Arc II: chapitre 6: Réflexion.
-"Votre Altesse, je suis votre garde du corps."
Un silence lui répondit mais Abraham s'y attendait et il s'assit simplement sur un siège au coin de la pièce.
Une odeur de thé froid empestait la pièce et le soldat ne supporta pas cette odeur plus longtemps bien qu'il partit ouvrir la fenêtre alors qu'il venait tout juste de s'installer.
-"N'ouvre pas." Ordonna une voix rauque et faible.
Abraham suspendit son geste et dévisagea la princesse avant d'abandonner l'idée. Il avait devant lui une petite boule dévastée. Bah, il fallait s'y attendre avec la mort soudaine de Julia.
La mort était liée à une dose de poison inoculée dans le thé, c'était donc une chance que ce soit une servante qui le bu au lieu de la princesse elle-même.
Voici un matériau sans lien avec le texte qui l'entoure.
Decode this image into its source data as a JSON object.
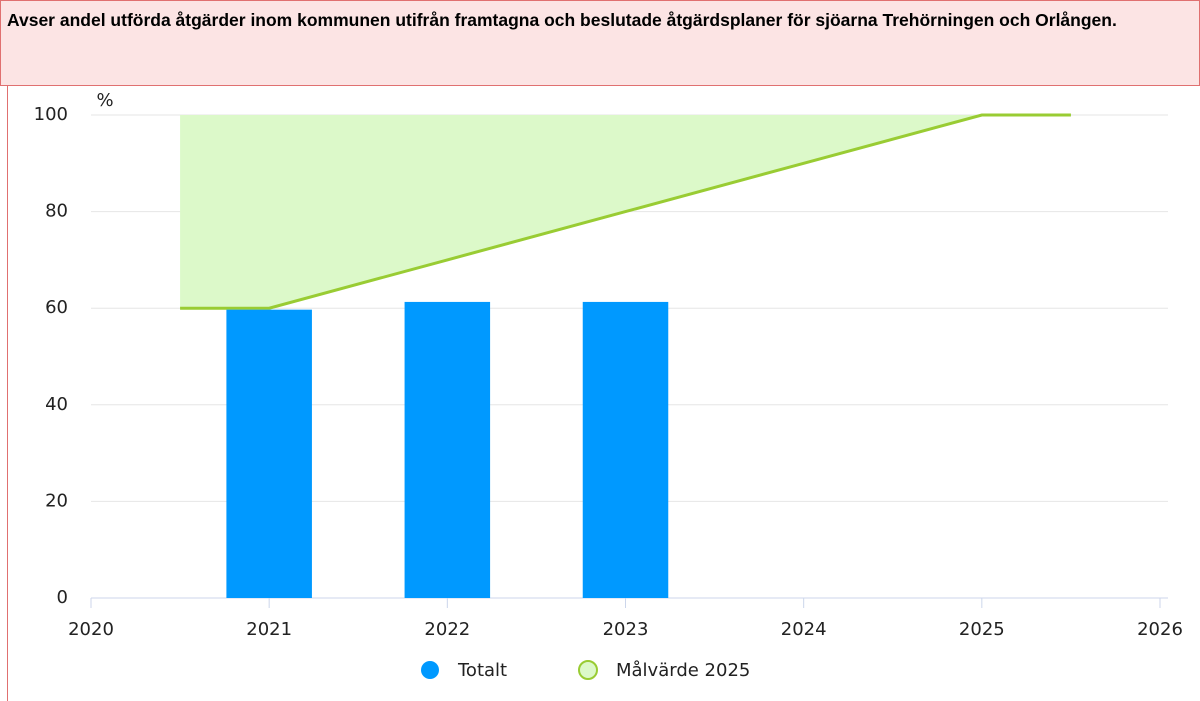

Abraham prit un moment, hésitant à lui parler... Mais il n'était pas bon pour réconforter, il décida donc finalement d'aller s'asseoir et de faire son devoir.
À vrai dire, il n'avait jamais été dépêché sur place aussi rapidement. Cela faisait à peine quelques heures que la servante était morte et un messager avait déjà toqué à sa porte pour le faire venir sur ordre du roi.
Dans ce genre de moment, s'il avait appris une chose c'était qu'il fallait rester silencieux et attendre que la personne parle d'elle-même... Mais une question le gênait, pourquoi était-elle seule ? Normalement il devrait y avoir au moins le roi car même s'il ne le dit pas, Dag aime énormément sa fille.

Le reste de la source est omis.